Remove objects with a duplicate property from List
C#ArraysC# Problem Overview
I have a List of objects in C#. All of the objects contain a property ID. There are several objects that have the same ID property.
How can I trim the List (or make a new List) where there is only one object per ID property?
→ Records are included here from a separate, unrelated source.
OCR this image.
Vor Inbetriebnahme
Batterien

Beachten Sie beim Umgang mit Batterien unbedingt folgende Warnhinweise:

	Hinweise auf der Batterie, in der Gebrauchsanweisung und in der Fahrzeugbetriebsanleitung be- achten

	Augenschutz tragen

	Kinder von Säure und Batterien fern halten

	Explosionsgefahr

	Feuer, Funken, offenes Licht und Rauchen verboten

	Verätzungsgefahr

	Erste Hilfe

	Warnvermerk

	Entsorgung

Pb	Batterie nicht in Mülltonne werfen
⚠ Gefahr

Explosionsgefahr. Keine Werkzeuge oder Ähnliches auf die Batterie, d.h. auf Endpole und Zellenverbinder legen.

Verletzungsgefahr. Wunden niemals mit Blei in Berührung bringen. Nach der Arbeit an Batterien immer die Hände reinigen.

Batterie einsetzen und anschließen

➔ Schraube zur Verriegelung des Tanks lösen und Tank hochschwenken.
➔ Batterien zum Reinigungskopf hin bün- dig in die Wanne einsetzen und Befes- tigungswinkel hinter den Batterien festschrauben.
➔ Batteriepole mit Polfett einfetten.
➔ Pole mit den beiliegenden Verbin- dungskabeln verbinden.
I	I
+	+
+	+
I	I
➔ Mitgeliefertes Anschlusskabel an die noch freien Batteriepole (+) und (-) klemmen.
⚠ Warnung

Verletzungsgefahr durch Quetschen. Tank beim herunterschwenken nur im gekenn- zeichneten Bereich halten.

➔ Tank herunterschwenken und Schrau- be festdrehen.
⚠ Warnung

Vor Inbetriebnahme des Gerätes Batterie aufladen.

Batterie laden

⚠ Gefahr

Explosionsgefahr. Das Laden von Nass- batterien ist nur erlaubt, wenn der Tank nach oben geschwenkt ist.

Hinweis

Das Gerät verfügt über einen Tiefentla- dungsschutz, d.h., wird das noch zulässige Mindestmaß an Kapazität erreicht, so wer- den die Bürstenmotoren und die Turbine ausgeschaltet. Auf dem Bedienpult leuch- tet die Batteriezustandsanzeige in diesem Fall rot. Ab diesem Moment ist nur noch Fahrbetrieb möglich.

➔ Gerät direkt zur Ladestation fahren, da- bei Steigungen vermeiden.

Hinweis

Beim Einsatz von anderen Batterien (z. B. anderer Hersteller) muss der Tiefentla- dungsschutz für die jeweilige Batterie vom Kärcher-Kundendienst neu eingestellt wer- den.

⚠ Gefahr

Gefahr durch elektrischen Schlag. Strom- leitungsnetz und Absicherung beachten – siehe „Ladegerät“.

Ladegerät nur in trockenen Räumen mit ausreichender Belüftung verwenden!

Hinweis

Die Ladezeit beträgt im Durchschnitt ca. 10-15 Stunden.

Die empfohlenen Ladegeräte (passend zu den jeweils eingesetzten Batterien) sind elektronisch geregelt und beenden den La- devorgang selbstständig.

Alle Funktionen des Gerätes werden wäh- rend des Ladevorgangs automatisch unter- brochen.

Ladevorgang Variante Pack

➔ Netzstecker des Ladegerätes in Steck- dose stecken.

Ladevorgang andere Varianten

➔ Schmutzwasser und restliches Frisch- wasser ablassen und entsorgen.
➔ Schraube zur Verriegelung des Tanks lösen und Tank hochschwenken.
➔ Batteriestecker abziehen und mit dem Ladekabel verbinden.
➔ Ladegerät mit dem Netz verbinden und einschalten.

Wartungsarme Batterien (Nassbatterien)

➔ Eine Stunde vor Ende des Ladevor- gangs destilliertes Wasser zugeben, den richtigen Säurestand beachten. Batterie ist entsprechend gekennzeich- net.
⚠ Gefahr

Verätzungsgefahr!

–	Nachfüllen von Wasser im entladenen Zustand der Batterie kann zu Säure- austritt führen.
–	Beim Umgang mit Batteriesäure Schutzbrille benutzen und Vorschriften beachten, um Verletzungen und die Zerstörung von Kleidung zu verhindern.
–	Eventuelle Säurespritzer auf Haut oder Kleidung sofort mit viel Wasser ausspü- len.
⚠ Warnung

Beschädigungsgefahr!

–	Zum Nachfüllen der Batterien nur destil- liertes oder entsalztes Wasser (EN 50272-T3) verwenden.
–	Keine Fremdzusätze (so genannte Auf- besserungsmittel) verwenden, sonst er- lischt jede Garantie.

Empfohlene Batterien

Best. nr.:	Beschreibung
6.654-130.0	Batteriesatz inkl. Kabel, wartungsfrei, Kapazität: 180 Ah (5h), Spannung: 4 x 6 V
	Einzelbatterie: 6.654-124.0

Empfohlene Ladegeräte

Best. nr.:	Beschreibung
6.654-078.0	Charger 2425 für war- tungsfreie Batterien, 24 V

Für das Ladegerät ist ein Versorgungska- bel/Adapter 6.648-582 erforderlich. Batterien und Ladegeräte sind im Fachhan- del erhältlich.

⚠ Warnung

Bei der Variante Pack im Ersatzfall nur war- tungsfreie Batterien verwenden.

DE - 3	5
[Any additional duplicates are dropped out of the List]
C# Solutions
Solution 1 - C#
If you want to avoid using a third-party library, you could do something like:
var bar = fooArray.GroupBy(x => x.Id).Select(x => x.First()).ToList();
That will group the array by the Id property, then select the first entry in the grouping.
Solution 2 - C#
MoreLINQ DistinctBy()
will do the job, it allows using object proeprty for the distinctness. Unfortunatly built in LINQ Distinct()
not flexible enoght.
var uniqueItems = allItems.DistinctBy(i => i.Id);
DistinctBy()
> Returns all distinct elements of the given source, where > "distinctness" is determined via a projection and the default eqaulity > comparer for the projected type.
PS: Credits to Jon Skeet for sharing this library with community
Solution 3 - C#
var list = GetListFromSomeWhere();
var list2 = GetListFromSomeWhere();
list.AddRange(list2);
....
...
var distinctedList = list.DistinctBy(x => x.ID).ToList();
More LINQ
at GitHub
Or if you don't want to use external dlls for some reason, You can use this Distinct
overload:
public static IEnumerable<TSource> Distinct<TSource>(
this IEnumerable<TSource> source, IEqualityComparer<TSource> comparer)
Usage:
public class FooComparer : IEqualityComparer<Foo>
{
// Products are equal if their names and product numbers are equal.
public bool Equals(Foo x, Foo y)
{
//Check whether the compared objects reference the same data.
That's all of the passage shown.